Circular economy applied to industrial cooling: the pioneering case of Barcelona

How does the innovative cold recovery system work?

Liquefied Natural Gas (LNG) arrives at the port in methane carriers, transported at a temperature of -160 °C. To be used, the gas must transition from a liquid to a gaseous state, which is achieved by raising its temperature to 5 °C using seawater.

“At -160 °C, any fluid that comes into contact with LNG would freeze, so we had to create an intermediate stage using a substance—ethanol—that requires no pumping, since it functions as a thermosiphon. This allows us to transfer the excess cold to a fluid at -20 °C without it freezing,” explains the Director of Development at Ecoenergies Barcelona.

This -20 °C fluid is what is distributed to end users through an underground network that delivers energy at different temperatures: 5 °C for air conditioning, and -10 °C or -20 °C for industrial uses.

The equipment inside this “cold box” consists of:

• 5 LNG–ethanol heat exchangers (5 x 3.6 MWth)
• 5 ethanol–thermal fluid -20 °C heat exchangers
• 7 thermal fluid pumps (160 kWe, 200 m³/h, 16 bar)
• Thermal fluid expansion tank
• LNG mixers

Previously, the cooling process used approximately 15 million m³/year of seawater to enable gasification. Once cooled, this seawater was discharged back into the sea, and the residual energy was lost.

“This new system allows us to recover that residual cold, which is now delivered to all end users.

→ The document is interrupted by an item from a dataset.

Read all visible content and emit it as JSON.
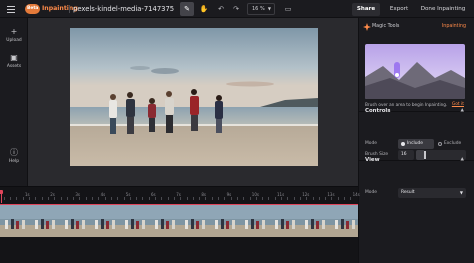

It’s a true innovation—not just in recovery, but also in its distribution and transport,” adds Estrada Berlanga.

The fact that the temperature of the carrier fluid circuit (glycolated water) is set at -20 °C is no coincidence. This specific temperature and fluid were chosen based on the complexity of the installation, transport requirements, a detailed analysis of Ecoenergies’ projected temperature demands, and a cost-benefit study at different temperature levels—which concluded that -20 °C was optimal.

“In any case,” notes the Director of Development at Ecoenergies Barcelona, “from that base temperature of -20 °C, we can supply other levels—such as -5 °C, -10 °C or -20 °C—depending on the use, thanks to exchange units that allow us to adjust the service temperature.”

Why is this solution so relevant?

Estrada Berlanga emphasizes that this is the first facility in the world to recover cold through this system, the result of a joint research and development effort between Enagás and Veolia. In fact, the project has been submitted for an award by the International Association of Ports and Harbors (IAPH).

One of its key advantages lies in the intermediate ethane cycle, which transfers cold from the LNG gasification process (upper side) to the thermal fluid (lower side). It functions as a thermosiphon, with a continuous liquid–gas cycle of ethane that requires no energy consumption. Moreover, since the cold is recovered rather than generated using electricity, the system avoids the emission of 42,000 tons of CO₂ annually, equivalent to the electricity that would have been used for conventional cold generation.

In addition, a cold energy storage system is planned at the Zona Franca plant, enabling the absorption of all the cold generated during the regasification process at ENAGAS. This increases flexibility to better match the demand curve of Ecoenergies' customers, which does not necessarily align with the arrival of LNG transport ships at the Port of Barcelona. It also strengthens the circular economy model by maximizing the use of recovered residual energy.

Before the system was launched, two pilot projects were conducted in 2019 and 2021, mainly to prepare for the next phase of the cold distribution network, which is expected to serve Mercabarna, Barcelona’s central wholesale market, by 2027.

“Different types of products and technologies were analyzed to determine which fluid to use for transferring cold from the Enagás plant to the Ecoenergies Barcelona facility. In the end, it was a cost–benefit exercise that considered the required infrastructure, since the civil works were particularly complex,” he explains.

Replicability of the Project

Given the increasing number of geopolitical and climate-related disruptions that have become the new normal, it is essential for ports and cities to be energy-independent in the face of such scenarios.

“This is a geostrategic, political, and technical issue,” explains Estrada Berlanga. “Events like the gas supply cuts to Germany by Russia in 2022 or the droughts in Colombia caused by the El Niño phenomenon—in a country that relies entirely on hydroelectric power—have triggered major energy crises. Diversifying sources, since they are all compatible, is the way forward.”

According to Estrada Berlanga, demand for this type of energy will grow in the coming years due to the increasing activity in cold logistics, making it “absolutely essential” to have an alternative source. As for gas, he adds, its supply is guaranteed for the next 50 years.

Innovative initiatives like this one enable ports, port areas, and nearby cities to face the challenges of climate change. In addition to transforming Barcelona’s energy model, it also opens the door for this technology to be replicated worldwide.

According to an analysis by Veolia and Enagás, there are currently more than 174 LNG terminals worldwide: 152 for import and 22 for export.

• Thirty percent of the import terminals have the potential to replicate Barcelona’s cold recovery project.